Bereitstellung der technischen Umsetzung

Auf die Abwicklung der Anmeldung in Papierform kann nun verzichtet werden, wenn eine Übernachtung kartengebunden elektronisch bezahlt oder reserviert wird. Alternativ können zur Identifikation auch die elektronischen Funktionen des Personalausweises, des elektronischen Aufenthaltstitels oder der eID-Karte genutzt werden. Die Meldescheine auf Papier stehen weiterhin als Option zur Verfügung.

Der Zahlungsvorgang erfolgt derzeit über einen zertifizierten und PSD2-konformen Zahlungsanbieter.
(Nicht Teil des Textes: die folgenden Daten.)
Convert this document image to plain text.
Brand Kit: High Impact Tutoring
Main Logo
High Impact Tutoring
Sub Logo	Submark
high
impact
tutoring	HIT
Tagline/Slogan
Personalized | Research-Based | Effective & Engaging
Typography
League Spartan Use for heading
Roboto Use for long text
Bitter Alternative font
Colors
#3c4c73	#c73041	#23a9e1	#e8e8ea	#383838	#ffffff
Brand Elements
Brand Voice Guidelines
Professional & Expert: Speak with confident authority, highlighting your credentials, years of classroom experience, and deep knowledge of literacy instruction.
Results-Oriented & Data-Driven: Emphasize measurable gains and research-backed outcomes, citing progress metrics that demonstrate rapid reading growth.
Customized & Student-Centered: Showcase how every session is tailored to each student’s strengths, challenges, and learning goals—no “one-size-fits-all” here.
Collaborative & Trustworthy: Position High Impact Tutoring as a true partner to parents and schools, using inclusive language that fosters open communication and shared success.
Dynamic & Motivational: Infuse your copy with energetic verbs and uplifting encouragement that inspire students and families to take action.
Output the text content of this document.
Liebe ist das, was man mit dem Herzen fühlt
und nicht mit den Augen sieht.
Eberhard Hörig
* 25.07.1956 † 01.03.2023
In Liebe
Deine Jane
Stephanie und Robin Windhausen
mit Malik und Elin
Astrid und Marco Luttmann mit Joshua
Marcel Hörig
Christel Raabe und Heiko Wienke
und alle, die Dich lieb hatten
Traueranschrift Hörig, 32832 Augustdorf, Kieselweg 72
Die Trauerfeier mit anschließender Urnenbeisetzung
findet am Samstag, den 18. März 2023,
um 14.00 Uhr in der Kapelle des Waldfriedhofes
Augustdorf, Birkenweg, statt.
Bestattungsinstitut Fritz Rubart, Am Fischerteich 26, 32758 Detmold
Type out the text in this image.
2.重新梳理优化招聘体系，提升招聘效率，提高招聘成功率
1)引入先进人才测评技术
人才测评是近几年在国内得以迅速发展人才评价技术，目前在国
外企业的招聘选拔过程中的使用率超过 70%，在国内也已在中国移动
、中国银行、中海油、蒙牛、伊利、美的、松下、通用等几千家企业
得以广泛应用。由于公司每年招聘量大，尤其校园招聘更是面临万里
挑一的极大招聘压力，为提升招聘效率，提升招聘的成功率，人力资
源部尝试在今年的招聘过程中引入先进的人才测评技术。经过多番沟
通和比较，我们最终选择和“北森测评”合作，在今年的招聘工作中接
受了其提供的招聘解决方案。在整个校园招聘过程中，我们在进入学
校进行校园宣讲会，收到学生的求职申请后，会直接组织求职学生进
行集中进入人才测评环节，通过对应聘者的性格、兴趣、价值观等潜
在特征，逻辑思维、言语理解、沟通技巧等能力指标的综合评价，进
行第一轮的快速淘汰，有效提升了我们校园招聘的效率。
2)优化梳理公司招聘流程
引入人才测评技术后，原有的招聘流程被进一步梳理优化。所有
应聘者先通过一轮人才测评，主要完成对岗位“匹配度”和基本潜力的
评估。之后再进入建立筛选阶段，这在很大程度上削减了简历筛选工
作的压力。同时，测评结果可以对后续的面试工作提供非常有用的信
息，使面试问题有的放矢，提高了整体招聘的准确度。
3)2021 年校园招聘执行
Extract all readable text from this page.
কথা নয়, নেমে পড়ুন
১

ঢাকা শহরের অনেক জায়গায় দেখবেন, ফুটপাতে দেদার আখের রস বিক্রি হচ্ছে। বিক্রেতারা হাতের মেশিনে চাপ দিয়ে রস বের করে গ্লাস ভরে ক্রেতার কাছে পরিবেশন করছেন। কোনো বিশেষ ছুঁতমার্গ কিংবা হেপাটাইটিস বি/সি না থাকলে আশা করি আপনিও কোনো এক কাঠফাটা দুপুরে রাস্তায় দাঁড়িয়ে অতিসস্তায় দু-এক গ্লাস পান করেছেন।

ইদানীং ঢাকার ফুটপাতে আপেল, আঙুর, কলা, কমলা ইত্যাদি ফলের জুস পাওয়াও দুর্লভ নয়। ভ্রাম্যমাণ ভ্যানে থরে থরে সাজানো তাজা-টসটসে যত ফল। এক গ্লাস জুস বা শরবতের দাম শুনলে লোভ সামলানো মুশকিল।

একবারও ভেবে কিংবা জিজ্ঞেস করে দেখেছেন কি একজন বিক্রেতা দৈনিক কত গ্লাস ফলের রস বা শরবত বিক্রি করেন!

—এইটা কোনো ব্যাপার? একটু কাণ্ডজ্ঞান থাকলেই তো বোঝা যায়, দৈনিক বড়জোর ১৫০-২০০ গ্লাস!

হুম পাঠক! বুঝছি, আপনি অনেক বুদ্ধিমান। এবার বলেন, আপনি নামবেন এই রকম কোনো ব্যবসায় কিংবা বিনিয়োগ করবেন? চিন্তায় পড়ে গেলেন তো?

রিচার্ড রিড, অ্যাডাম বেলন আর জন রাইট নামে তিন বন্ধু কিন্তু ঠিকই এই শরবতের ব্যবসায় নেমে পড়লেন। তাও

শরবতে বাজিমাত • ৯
Hotels, die den digitalen Meldeschein einsetzen, nutzen bis dato vorwiegend die Identifizierung über die sogenannte starke Kundenauthentifizierung (SCA). Die Variante einer eID auf dem Personalausweis ist aktuell noch wenig verbreitet.

„Wir freuen uns, dass bereits eine Reihe von Technologieanbietern der deutschen Hotellerie kompatible Umsetzungslösungen für den digitalen Hotelmeldeschein offerieren. ergänzt Luthe. Zudem verweist der Hauptgeschäftsführer darauf, dass IHA-Verbandsmitglieder beim Umstieg auf die Lösung des Preferred Partners Hotelbird von Vorzugskonditionen profitieren könenn.